Contributors to Nature Methods will be familiar with the request to put their new or improved method or tool in the context of existing ones. How does its performance compare? Is it faster, brighter, more accurate, more specific, easier to use or implement? Does it make compromises on some aspects of performance so that it may soar with others? It is rare, after all, for a method to access an entirely new biological space such that these comparisons cannot be made.

Yet a fair comparison of methods performance is no easy matter. Even if researchers undertake a direct, side-by-side comparison, they may often be testing their newly developed approach against other methods in which they are not expert or for which documentation is insufficient. Furthermore, many scientists understandably do not wish to cast the work of others in a negative light by showing deficiencies in existing methods.

Even comparisons of relatively simple tools such as fluorescent proteins or affinity binders, which can in principle be based on defined, measurable properties, are easily confounded. Which conditions are used to measure photostability will affect the reported photobleaching rate of a fluorescent protein, for instance. Or, a binder with high affinity for a linear epitope presented in vitro may not recognize a folded protein or may have poor penetration into tissue; comparisons of binding affinity may thus not be informative about performance in specific applications.

And most methods are far more complex than these examples. Performance typically depends on several other experimental or computational steps in the overall approach, for instance, the quality of the library used for a profiling method, the sample preparation for structure determination, or differences in performance between older and newer instruments. It is not trivial to identify the contribution of a particular methodological development in comparisons where more than one component of the approach has changed.

And yet, it is undoubtedly important that the performance of a new method be vetted in light of what is already possible and that guidance be provided to potential users. Though we are very conscious of the difficulty of good methodological comparisons, and temper our expectations accordingly, some comparison to current methods—whether directly or via the literature—is unavoidable. In addition, authors should report clearly and in detail what was actually compared: describe modifications to the original protocol for experimental comparisons, or report which version of previous software was used for computational ones.

Studies expressly designed for methods comparison are a more rigorous solution to the problem. These are often the result of community-wide competitions (Nat. Methods 11, 695, 2014), with the compared methods implemented by expert users on a common data set. Other studies test intra- and interlaboratory variability by treating the same sample with variations on the same overall methodology—stem cell culture methods, for example, or analysis of protein complexes with affinity purification–mass spectrometry. We continue to encourage systematic comparisons of methods and tools and to consider them for publication in the Analysis format (Nat. Methods 9, 111, 2012).

Though systematic methods evaluation remains the exception rather than the rule, community-approved benchmarks can be tremendously useful even outside the confines of such a study. For proper methods comparison, typically needed are both reference data sets to which any relevant method can be applied and quantitative measures of performance.

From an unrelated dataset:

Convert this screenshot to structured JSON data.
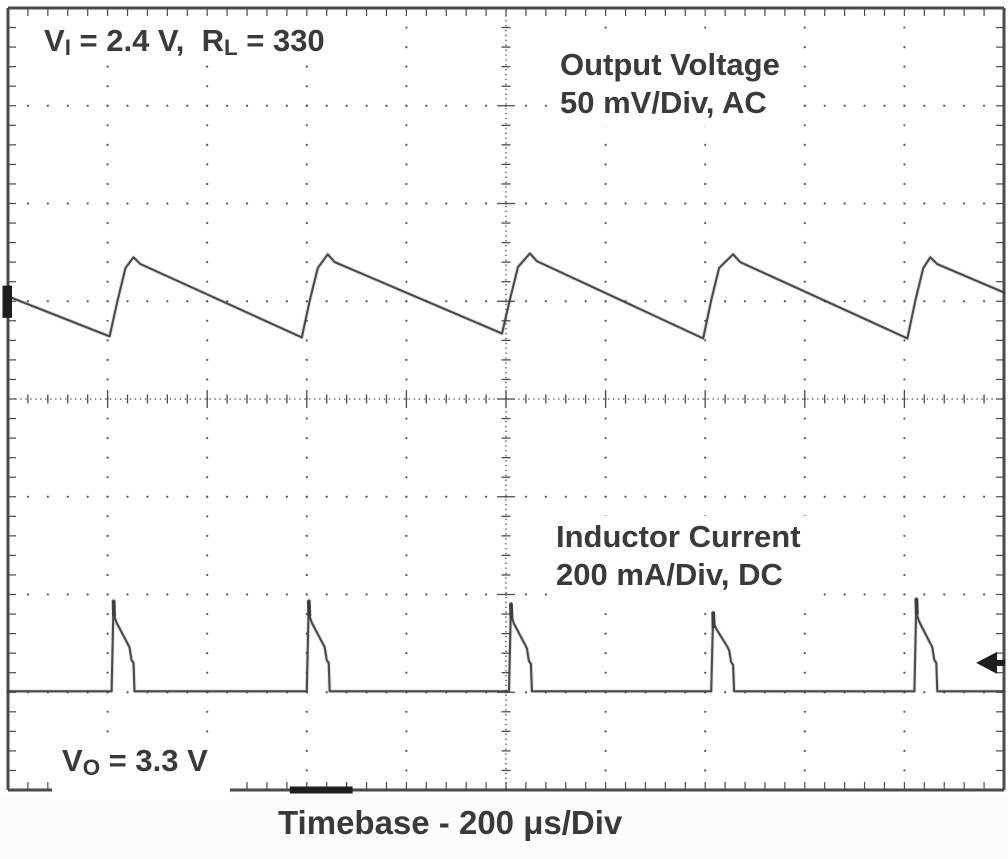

Such benchmarks have been developed in some fields. High-throughput methods to identify protein-protein interactions, for example, are now widely assessed using literature-curated reference data sets together with statistical performance measures. For genomic analysis tools of various types, simulated data with known properties constitute useful benchmarks, though these cannot entirely replace performance tests on experimental data. As for metrics to quantify a method's performance, these can take the form of common statistical measures such as the false discovery rate or metrics designed specifically for a particular application. For example, in stem cell culture and differentiation—an area in which methods are bedeviled by variability—gene expression–based scores to define pluripotency or differentiation help to quantitatively assess a method's performance vis-à-vis other available options.

What constitutes a good benchmark will obviously vary depending on the methods being compared and the biological applications in question. The definition of such benchmarks should be an ongoing discussion in every field. Though the ultimate test of a method's power is how it performs 'in the wild', standards that any scientist can use to test a (new or existing) method will promote reproducibility and help researchers decide which methods are worth an investment of their money, energy and time.